Literary scholar M. Krasina in her dissertation abstract on “The Hero of the “Unnoticed Generation” in V. Nabokov's novels” focuses on the commonality of the type of literature studied by her with the type that has developed in literature: “What traits does the hero of Russian classics convey to his follower? This is, first of all, discord with society, loneliness, criticism (Chatsky), social apathy and pessimism, a tendency to self-analysis (Onegin), extreme individualism, disillusionment and reflection (Pechorin), a departure from reality (Oblomov)" .
Could young Nabokov, crossing the border of the fatherland, not experience "apathy and pessimism"?" "Happy son of a happy aristocratic family" whose childhood passed in the very center of St. Petersburg and in sunny Rozhdestveno with the Oredezh River that flowed under a high bank, was forced with his family to be in Crimea and sail to other shores... England and Cambridge, where he studies Russian philology, pre-war Germany, the usual life in which was superseded by fascist madness, France, saturated with fear and, finally, the USA, where the family moved in 1940.
In the first years of his life in New York, despair again overtakes: no one was waiting for the young writer here, and his innate pride did not allow him to humiliate the editors ’humiliation. There was only one thing left - to become 100% American writer; his English allowed it. “Nabokov wrote about the difficulties of rebirth as an agony in his letters”, - writes Viktor Yerofeyev in the preface to the first of four volumes of collected works published at home in the Soviet Union. - He experienced an almost physiological agony, parting with a flexible mother tongue.
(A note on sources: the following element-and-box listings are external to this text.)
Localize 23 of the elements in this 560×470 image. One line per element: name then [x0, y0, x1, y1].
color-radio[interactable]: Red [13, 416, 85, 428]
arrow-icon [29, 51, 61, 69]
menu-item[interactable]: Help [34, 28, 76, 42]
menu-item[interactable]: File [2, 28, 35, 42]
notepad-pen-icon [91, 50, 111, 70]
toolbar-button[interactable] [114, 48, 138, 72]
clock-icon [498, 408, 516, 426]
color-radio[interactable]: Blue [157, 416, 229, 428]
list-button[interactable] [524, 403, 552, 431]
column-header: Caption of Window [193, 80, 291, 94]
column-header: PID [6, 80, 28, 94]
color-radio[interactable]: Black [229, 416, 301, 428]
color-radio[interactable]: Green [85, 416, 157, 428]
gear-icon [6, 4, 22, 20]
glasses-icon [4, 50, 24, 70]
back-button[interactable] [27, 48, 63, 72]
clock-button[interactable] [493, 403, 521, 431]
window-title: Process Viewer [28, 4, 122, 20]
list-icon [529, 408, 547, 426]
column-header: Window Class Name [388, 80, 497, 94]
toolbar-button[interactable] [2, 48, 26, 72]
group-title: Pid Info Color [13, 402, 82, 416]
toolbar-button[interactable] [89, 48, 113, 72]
But this test Nabokov endured with honor".
K. Volkov in the author's abstract “Biography of the writer in the works of Vladimir Nabokov in the 1930s - early 1940s” considers the development of the biographical genre in the works of Nabokov on the example of the works “The Gift”, “The Real Life of Sebastian Knight”, “Nikolai Gogol". The little-studied Nabokov essay "Pushkin, or Truth and Credibility" organically adjoins them.
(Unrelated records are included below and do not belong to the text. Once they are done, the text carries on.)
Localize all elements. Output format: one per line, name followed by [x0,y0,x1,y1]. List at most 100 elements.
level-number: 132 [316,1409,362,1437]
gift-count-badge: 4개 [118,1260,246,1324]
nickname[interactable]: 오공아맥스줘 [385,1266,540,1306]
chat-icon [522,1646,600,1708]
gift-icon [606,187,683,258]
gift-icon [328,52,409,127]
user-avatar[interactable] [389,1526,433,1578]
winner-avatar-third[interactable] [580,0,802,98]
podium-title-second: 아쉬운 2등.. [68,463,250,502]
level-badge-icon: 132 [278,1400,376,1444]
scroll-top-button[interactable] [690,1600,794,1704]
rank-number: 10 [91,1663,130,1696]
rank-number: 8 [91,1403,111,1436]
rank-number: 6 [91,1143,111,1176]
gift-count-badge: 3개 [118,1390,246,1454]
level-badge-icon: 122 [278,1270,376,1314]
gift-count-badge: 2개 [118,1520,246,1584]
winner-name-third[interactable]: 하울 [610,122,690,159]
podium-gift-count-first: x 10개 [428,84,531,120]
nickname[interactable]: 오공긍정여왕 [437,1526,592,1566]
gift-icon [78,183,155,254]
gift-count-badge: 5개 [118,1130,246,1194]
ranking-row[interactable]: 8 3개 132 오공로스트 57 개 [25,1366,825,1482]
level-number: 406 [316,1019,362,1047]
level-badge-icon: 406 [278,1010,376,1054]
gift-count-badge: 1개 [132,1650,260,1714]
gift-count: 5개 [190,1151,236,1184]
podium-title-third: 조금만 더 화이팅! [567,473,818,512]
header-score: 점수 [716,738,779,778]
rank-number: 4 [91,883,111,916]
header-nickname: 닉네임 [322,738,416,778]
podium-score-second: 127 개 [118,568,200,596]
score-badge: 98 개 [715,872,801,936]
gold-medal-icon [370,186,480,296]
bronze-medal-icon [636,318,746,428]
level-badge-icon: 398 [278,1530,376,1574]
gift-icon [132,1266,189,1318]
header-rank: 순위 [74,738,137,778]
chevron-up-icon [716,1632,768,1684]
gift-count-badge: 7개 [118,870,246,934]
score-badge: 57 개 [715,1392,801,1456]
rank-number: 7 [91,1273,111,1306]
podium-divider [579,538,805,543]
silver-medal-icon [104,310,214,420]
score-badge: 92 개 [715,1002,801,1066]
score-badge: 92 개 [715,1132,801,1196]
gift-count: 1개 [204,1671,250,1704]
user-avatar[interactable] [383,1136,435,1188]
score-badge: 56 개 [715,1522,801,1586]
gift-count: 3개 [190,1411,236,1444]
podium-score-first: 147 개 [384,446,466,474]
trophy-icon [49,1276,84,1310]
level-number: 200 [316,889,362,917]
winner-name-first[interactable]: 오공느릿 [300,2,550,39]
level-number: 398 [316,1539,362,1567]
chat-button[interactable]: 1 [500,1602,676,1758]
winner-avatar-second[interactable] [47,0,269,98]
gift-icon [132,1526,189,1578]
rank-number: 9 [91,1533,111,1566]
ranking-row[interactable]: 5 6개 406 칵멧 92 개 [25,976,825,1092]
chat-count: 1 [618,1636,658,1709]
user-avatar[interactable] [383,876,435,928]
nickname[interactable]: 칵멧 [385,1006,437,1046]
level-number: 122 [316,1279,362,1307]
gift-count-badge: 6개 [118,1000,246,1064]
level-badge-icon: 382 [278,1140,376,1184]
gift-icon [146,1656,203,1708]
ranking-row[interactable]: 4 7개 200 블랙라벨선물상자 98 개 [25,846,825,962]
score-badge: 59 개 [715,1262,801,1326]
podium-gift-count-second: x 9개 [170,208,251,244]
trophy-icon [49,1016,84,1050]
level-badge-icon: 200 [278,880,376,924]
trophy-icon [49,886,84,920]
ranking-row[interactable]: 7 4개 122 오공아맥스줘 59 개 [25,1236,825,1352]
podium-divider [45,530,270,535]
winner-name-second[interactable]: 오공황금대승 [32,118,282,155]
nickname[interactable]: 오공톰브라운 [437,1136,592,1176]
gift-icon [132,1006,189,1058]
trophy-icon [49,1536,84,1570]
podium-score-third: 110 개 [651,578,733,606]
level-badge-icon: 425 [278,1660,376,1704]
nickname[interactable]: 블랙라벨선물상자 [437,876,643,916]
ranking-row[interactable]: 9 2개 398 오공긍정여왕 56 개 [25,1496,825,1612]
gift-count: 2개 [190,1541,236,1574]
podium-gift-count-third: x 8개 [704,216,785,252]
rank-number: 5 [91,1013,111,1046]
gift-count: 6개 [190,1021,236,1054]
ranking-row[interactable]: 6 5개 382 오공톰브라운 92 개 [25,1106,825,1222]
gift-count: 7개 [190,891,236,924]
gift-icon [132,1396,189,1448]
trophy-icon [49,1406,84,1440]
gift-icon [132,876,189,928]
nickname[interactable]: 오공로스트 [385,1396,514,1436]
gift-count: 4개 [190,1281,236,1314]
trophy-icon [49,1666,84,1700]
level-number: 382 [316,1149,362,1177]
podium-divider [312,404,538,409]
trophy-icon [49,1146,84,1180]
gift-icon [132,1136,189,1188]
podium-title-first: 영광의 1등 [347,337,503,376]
In his dissertation research and the author's abstract to it “The Color-Ethics of the Stories of Vladimir Nabokov: Semantics, Functional Significance, and Role in the Structure of the Text” P. Suslov focuses his attention on one of the most important components of Nabokov's poetics: “Color images are an integral part of the structure of Nabokov's works: if you remove color from them, the texts will lose not only their aesthetic identity, but also lose their semantic depth inherent to them”.
The Americanized author is gaining fame, but sometimes he is saddened by the promiscuity or the bigotry of the American reader. His main writings, such as The Other Shores, attract attention, but not to the same extent as the scandal that erupted after the release of the novel “Lolita”, which, contrary to criticism, turns Nabokov into a world-famous writer. However, there were readers who attributed the novel to one of the most piercing love stories. And besides, the author shows in this work a special type of American philistinism, the world of lovers endlessly turn over the pages of illustrated magazines.
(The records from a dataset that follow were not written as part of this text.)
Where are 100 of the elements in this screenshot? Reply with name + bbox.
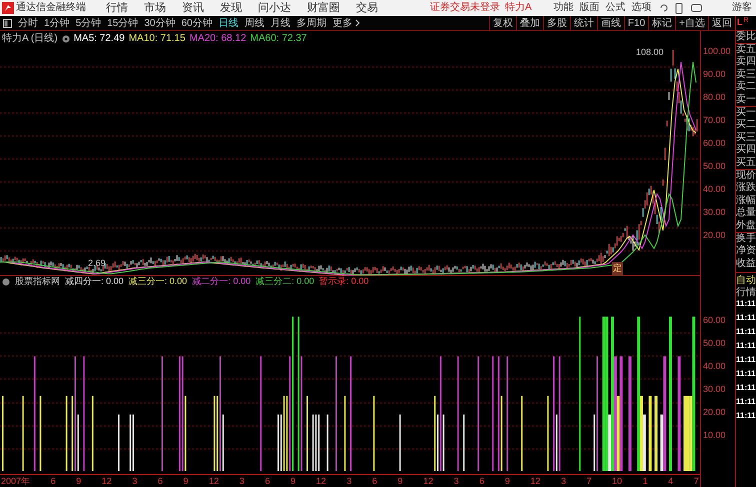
auto-label[interactable]: 自动 [736, 272, 756, 286]
tool-button[interactable]: +自选 [675, 16, 708, 30]
period-tab[interactable]: 15分钟 [104, 16, 142, 30]
tool-button[interactable]: 叠加 [516, 16, 543, 30]
menu-item[interactable]: 财富圈 [307, 2, 340, 14]
quote-row-label: 买一 [736, 106, 756, 119]
indicator-name: 股票指标网 [15, 275, 60, 288]
quote-row-label: 卖三 [736, 68, 756, 80]
tool-button[interactable]: 复权 [488, 16, 516, 30]
date-axis-label: 2007年 [1, 475, 30, 487]
refresh-icon[interactable] [658, 3, 669, 13]
indicator-axis-label: 40.00 [702, 360, 727, 373]
quote-row-label: 总量 [736, 207, 756, 220]
date-axis-label: 9 [290, 475, 296, 487]
price-axis-label: 100.00 [702, 45, 732, 58]
date-axis-label: 1 [642, 475, 648, 487]
trade-time: 11:11 [736, 368, 756, 380]
date-axis-label: 3 [560, 475, 566, 487]
phone-icon[interactable] [674, 2, 683, 14]
period-tab[interactable]: 60分钟 [178, 16, 216, 30]
date-axis-label: 3 [346, 475, 352, 487]
menu-item[interactable]: 公式 [606, 2, 626, 14]
app-logo-icon [2, 2, 14, 14]
period-tab[interactable]: 多周期 [294, 16, 330, 30]
tool-button[interactable]: 画线 [596, 16, 624, 30]
period-tab[interactable]: 分时 [15, 16, 41, 30]
chart-title: 特力A (日线) [2, 32, 58, 46]
date-axis-label: 12 [423, 475, 434, 487]
menu-item[interactable]: 问小达 [258, 2, 291, 14]
feed-label: 行情 [736, 286, 756, 298]
period-tab[interactable]: 月线 [268, 16, 294, 30]
indicator-axis-label: 30.00 [702, 383, 727, 396]
tool-button[interactable]: 返回 [708, 16, 735, 30]
price-axis-label: 20.00 [702, 229, 727, 242]
period-tab[interactable]: 日线 [216, 16, 242, 30]
tool-button[interactable]: F10 [624, 16, 648, 30]
date-axis-label: 6 [158, 475, 163, 487]
menu-item[interactable]: 版面 [580, 2, 600, 14]
date-axis-label: 7 [586, 475, 592, 487]
trade-time: 11:11 [736, 298, 756, 310]
price-axis-label: 70.00 [702, 114, 727, 127]
indicator-value-label: 减三分一: 0.00 [128, 275, 188, 288]
menu-item[interactable]: 交易 [356, 2, 378, 14]
period-tab[interactable]: 5分钟 [72, 16, 104, 30]
login-status[interactable]: 证券交易未登录 [430, 2, 500, 14]
menu-item[interactable]: 资讯 [182, 2, 204, 14]
quote-row-label: 涨跌 [736, 182, 756, 194]
user-name[interactable]: 游客 [732, 2, 752, 14]
date-axis-label: 9 [504, 475, 510, 487]
quote-row-label: 现价 [736, 170, 756, 182]
period-tab[interactable]: 1分钟 [41, 16, 73, 30]
date-axis-label: 6 [479, 475, 484, 487]
message-icon[interactable] [690, 4, 702, 12]
quote-row-label: 卖五 [736, 44, 756, 56]
trade-time: 11:11 [736, 354, 756, 366]
moving-average-label: MA20: 68.12 [189, 32, 246, 46]
moving-average-label: MA10: 71.15 [128, 32, 186, 46]
quote-row-label: 买二 [736, 119, 756, 132]
menu-item[interactable]: 功能 [554, 2, 574, 14]
high-price-label: 108.00 [636, 46, 664, 59]
indicator-settings-icon[interactable] [2, 278, 10, 286]
quote-row-label: 买三 [736, 132, 756, 144]
moving-average-label: MA5: 72.49 [74, 32, 125, 46]
menu-item[interactable]: 行情 [106, 2, 128, 14]
gear-icon[interactable] [62, 34, 70, 42]
tool-button[interactable]: 标记 [648, 16, 676, 30]
menu-item[interactable]: 发现 [220, 2, 242, 14]
price-axis-label: 30.00 [702, 206, 727, 219]
panel-toggle-icon[interactable] [3, 18, 12, 28]
date-axis-label: 7 [694, 475, 699, 487]
quote-row-label: 买四 [736, 144, 756, 157]
date-axis-label: 9 [398, 475, 403, 487]
period-tab[interactable]: 更多 [330, 16, 362, 30]
menu-item[interactable]: 市场 [144, 2, 166, 14]
date-axis-label: 10 [612, 475, 622, 487]
menu-item[interactable]: 选项 [632, 2, 652, 14]
date-axis-label: 12 [102, 475, 112, 487]
date-axis-label: 9 [76, 475, 82, 487]
level-letter: L [737, 16, 742, 29]
chevron-right-icon [354, 19, 360, 27]
indicator-value-label: 减三分二: 0.00 [256, 275, 314, 288]
period-tab[interactable]: 30分钟 [141, 16, 178, 30]
tool-button[interactable]: 统计 [570, 16, 597, 30]
event-marker[interactable]: 定 [612, 262, 623, 276]
indicator-axis-label: 10.00 [702, 429, 727, 442]
app-name: 通达信金融终端 [16, 2, 87, 14]
price-axis-label: 60.00 [702, 137, 727, 150]
date-axis-label: 12 [208, 475, 219, 487]
date-axis-label: 9 [183, 475, 188, 487]
date-axis-label: 6 [264, 475, 270, 487]
trade-time: 11:11 [736, 326, 756, 338]
indicator-value-label: 减二分一: 0.00 [192, 275, 251, 288]
indicator-value-label: 减四分一: 0.00 [65, 275, 124, 288]
tool-button[interactable]: 多股 [542, 16, 570, 30]
date-axis-label: 12 [316, 475, 326, 487]
period-tab[interactable]: 周线 [242, 16, 268, 30]
date-axis-label: 12 [530, 475, 540, 487]
date-axis-label: 6 [50, 475, 56, 487]
trade-time: 11:11 [736, 396, 756, 408]
quote-row-label: 净资 [736, 245, 756, 258]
For the fees for "Lolita" and the screenplay written by him in 1961, the writer was able to leave teaching and life in America and return to the Old World. I chose the Swiss Geneva - Montreux... In 1964, he translated into English "Eugene Onegin" in four volumes, with extensive commentary. Nabokov also translated into English "The Hero of Our Time" by Mikhail Lermontov, "The Song of Igor’s Campaign" and many poems of Russian classics.
So it happened that, despite the writer's numerous accusations of egocentrism, the absence of “moral pathos” and even his direct statement that “it derailed Russian literature”, he returned to it, enriched with the experience of a long life.
“The hero of the “unnoticed generation” (the younger generation of Russian foreign writers, who Nabokov also belonged to) is a new and unique figure, but it has similarities with the literary predecessor, the central image of Russian classical literature”, M. Krasin stresses in his dissertation "The hero of the "unnoticed generation" in the novels of Vladimir Nabokov" which is available on the Presidential Library’s portal. - With the hero of this particular literature, his search is brought closer not by money, not glory, not recognition, but a spiritual search. In this image, the traditional for Russian literature issues of conscience, compassion, repentance, crime and punishment are intertwined with existential questions of the relationship of man with the world, with God, with himself”.
One should hardly believe the assurances of the master like this: “My Style is All I Have”.